I interrupt that my mustache is as thick as it’s ever been. And it was sparse enough before the incident that I would have noticed any white hairs that were already there. For good measure, and to demonstrate the extent of my Googling on the matter, I add that I have also not experienced any skin-whitening vitiligo, which sometimes accompanies the sudden appearance of white hair.

Tobin next inquires about my genetic background, my age, and the condition of my mustache at the time of the blanching. I was 30 years old in October 2013, I tell him, and inherited my hirsute upper lip from the Iberians on my father’s side. A salon professional had last depilated said upper lip roughly one week prior to the event, meaning the hairs were wispy, but present.

At the mention of my salon routine, Tobin points out that depilation itself can make hair more susceptible to blanching, by inflicting “microtrauma” on the follicles and rendering them more porous. “In rat studies,” he offers, “they showed if you pluck the rats’ whiskers, they grow white more quickly.”

For my whiskers to whiten all at once, Tobin says I would have had to be in direct contact with some external agent — a detergent used on the hotel’s sheets, perhaps. My years of upper-lip microtrauma and the resulting porosity of those follicles would make them more susceptible to being bleached, and would explain why no other hairs were affected.
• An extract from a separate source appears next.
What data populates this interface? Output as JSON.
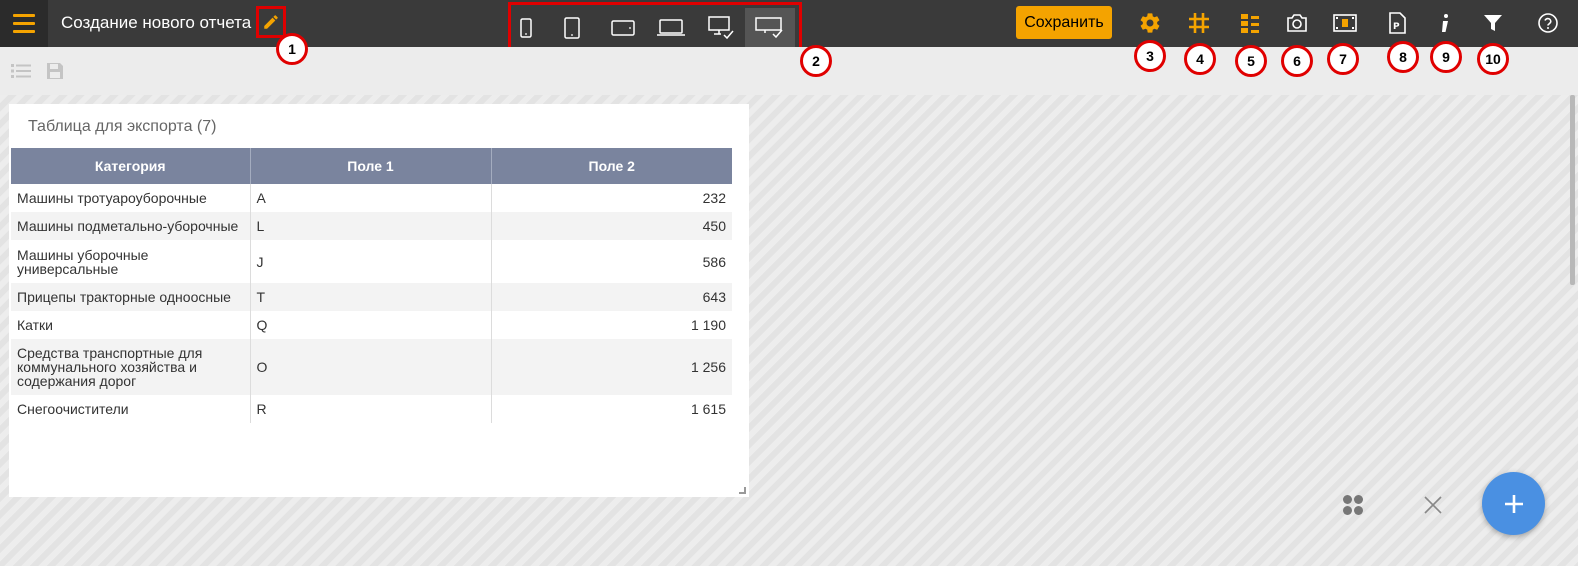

If so, the stumper remains that the hairs are still white, nearly three years after the fact. “Whatever has happened managed to affect the melanocytes inside the root of the follicle, and caused them to shut down completely,” Tobin muses, referring to the skin’s pigment-producing cells. I offer to mail him some clippings from my mustache so he can analyze the hair shafts for himself. He politely declines and our phone-consult ends there.

Back in Freiburg, Nahm writes that he’s “open to ‘non-local correlations’ between mental states and bodily conditions that don’t follow traditional models of (biophysiological) causation.” The “non-local” stuff, which Einstein dismissed as “spooky action at a distance,” takes us into quantum entanglement theory and the idea that the conscious mind has more impact on the body than classical physics would allow. This interpretation of quantum theory is controversial and mysterious enough that I can’t say whether or not I’m open to it as an explanation for my blanched facial hair.

For now my canities subita remains a mystery, albeit a happy one. The white hairs are faint against my oatmeal-colored skin, and I was lucky enough not to be in any real danger while acquiring them. The only victims of my circumstance are the depilatory professionals of New York and London, who I visit far less frequently now than when my mustache grew in brown. As unexplained medical conditions go, canities subita is a fine one to have.